6.  Comentários a recursos adicionais potenciais de hospitais ditos não centrais
a. Não têm sido possível mobilizar por diversas ordens de razões (contratuais, saúde, distância, vontade);
b. A serem mobilizados (o que nas situações legalmente possíveis deve ser equacionado, resultando em economia de HE e em facilitação da difícil gestão de recursos humanos dos Hospitais Centrais), deverão sê-lo sob a forma de equipas completas para assegurarem integralmente a assistência no Serviço de Urgência em causa de forma a poderem assumir por completo o tratamento dos doentes afectos ao período em causa nomeadamente no que se refere ao acompanhamento posterior;
Os interesses particulares, nomeadamente no que à rentabilidade respeita, dos hospitais de origem, no entender dos Directores de Serviço dos Hospitais Centrais, deve ceder perante as necessidades básicas do Sistema de Saúde e a urgência é um deles.
c. Não se concorda e não se entende as assimetrias existentes em termos contratuais entre diferentes hospitais afectos ao SNS. Com efeito é responsável por uma perda desproporcionada de jovens especialistas e em idade de fazer urgência para hospitais mais periféricos e em regimes contratuais que os isentam dessa obrigação bem como vencimentos acima dos praticados nos hospitais ditos centrais. É urgente rever esta situação em toda a sua extensão pois conduzirá inevitavelmente ao agravamento da situação.

7. Constituição das equipas e urgência
a. As actuais equipas de urgência em cada centro já se encontram no limiar ou abaixo do aceitável
i. A recomendação técnica da Ordem dos médicos para o efeito é de 2 especialistas e um interno como número mínimo em cada equipa em regime permanente
ii. Nenhum dos centros cumpre esses requisitos de forma sistemática em todos os dias da semana (na verdade em poucos dias isso se verifica de uma forma geral). Alguns não os cumprem nunca (CHLO)
b. Em caso de encerramento de alguma urgência externa (mesmo que apenas durante o período nocturno) no mínimo teria de ficar um elemento de urgência interna, o que merece as seguintes reflexões:
i. Ser insuficiente em caso de necessidade de intervenção cirúrgica (o que não é raro nos dois centros com Unidade de Queimados);
ii. Ser passível de chamadas abusivas ao serviço de urgência externa por parte dos responsáveis desta como referido noutro ponto deste documento;
iii. Constituir um não aproveitamento cabal de recursos porque na maioria das situações constitui já metade da equipa actualmente praticada.
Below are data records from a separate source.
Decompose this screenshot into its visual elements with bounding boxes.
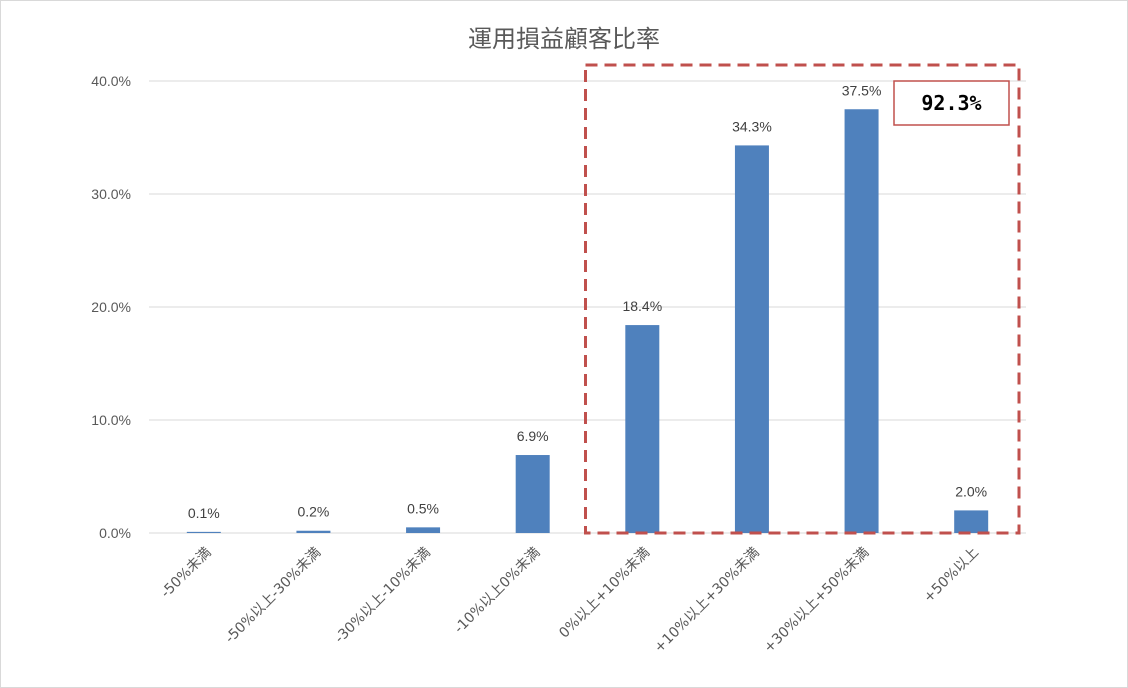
x-category-label: +50%以上 [921,545,982,606]
bar [844,109,879,533]
data-label: 0.1% [188,505,220,521]
x-category-label: +10%以上+30%未満 [651,545,763,657]
bar [296,530,331,533]
x-category-label: -50%以上-30%未満 [222,545,324,647]
data-label: 18.4% [622,298,662,314]
bars [186,109,989,533]
y-tick-label: 30.0% [91,186,131,202]
data-label: 34.3% [732,118,772,134]
data-label: 6.9% [517,428,549,444]
y-tick-label: 40.0% [91,73,131,89]
bar [186,531,221,533]
y-axis-ticks: 0.0% 10.0% 20.0% 30.0% 40.0% [91,73,131,541]
y-tick-label: 0.0% [99,525,131,541]
highlight-dashed-box [584,63,1021,535]
data-labels: 0.1% 0.2% 0.5% 6.9% 18.4% 34.3% 37.5% 2.0% [188,82,987,521]
data-label: 0.2% [297,504,329,520]
callout-total-label: 92.3% [921,91,981,115]
x-category-label: +30%以上+50%未満 [761,545,873,657]
callout-box [893,80,1010,126]
y-tick-label: 10.0% [91,412,131,428]
bar [406,527,441,533]
x-axis-categories: -50%未満 -50%以上-30%未満 -30%以上-10%未満 -10%以上0%未満… [158,545,982,657]
data-label: 37.5% [842,82,882,98]
x-category-label: -50%未満 [158,545,215,602]
data-label: 0.5% [407,500,439,516]
bar [625,325,660,533]
x-category-label: 0%以上+10%未満 [556,545,653,642]
bar [954,510,989,533]
x-category-label: -30%以上-10%未満 [332,545,434,647]
gridlines [149,80,1026,534]
x-category-label: -10%以上0%未満 [451,545,543,637]
data-label: 2.0% [955,483,987,499]
highlight-group: 92.3% [584,63,1021,535]
chart-title: 運用損益顧客比率 [468,25,660,53]
bar [734,145,769,533]
y-tick-label: 20.0% [91,299,131,315]
bar [515,455,550,533]
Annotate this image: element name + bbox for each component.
8. Conclusão e recomendações
Tendo em consideração as reflexões acima efectuados entende-se o seguinte:
a) A cada Urgência Polivalente deve corresponder uma área comum a todas as especialidades de forma a evitar que o mesmo doente seja afecto a áreas geográficas de diferentes hospitais;
b) As urgências polivalentes devem obrigatoriamente conter em regime permanente uma equipa de Cirurgia Plástica dimensionada ao volume de trabalho a desenvolver;
c) Nas condições actuais nenhum dos centros hospitalares em Lisboa tem capacidade de absorver cumulativamente os doentes de Cirurgia Plástica de outro centro devido à logística implantada em cada um deles e ao número limitado de especialistas;
d) Com as condições actuais sugere-se a manutenção do funcionamento actual embora que precário em termos de especialistas para o efeito;
e) Devem, pelo menos, ser previstas medidas de contingência em caso de rotura por falta de elementos disponíveis para a urgência em qualquer um dos centros nomeadamente identificado de forma clara os especialistas recrutáveis para o efeito nos hospitais ditos periféricos.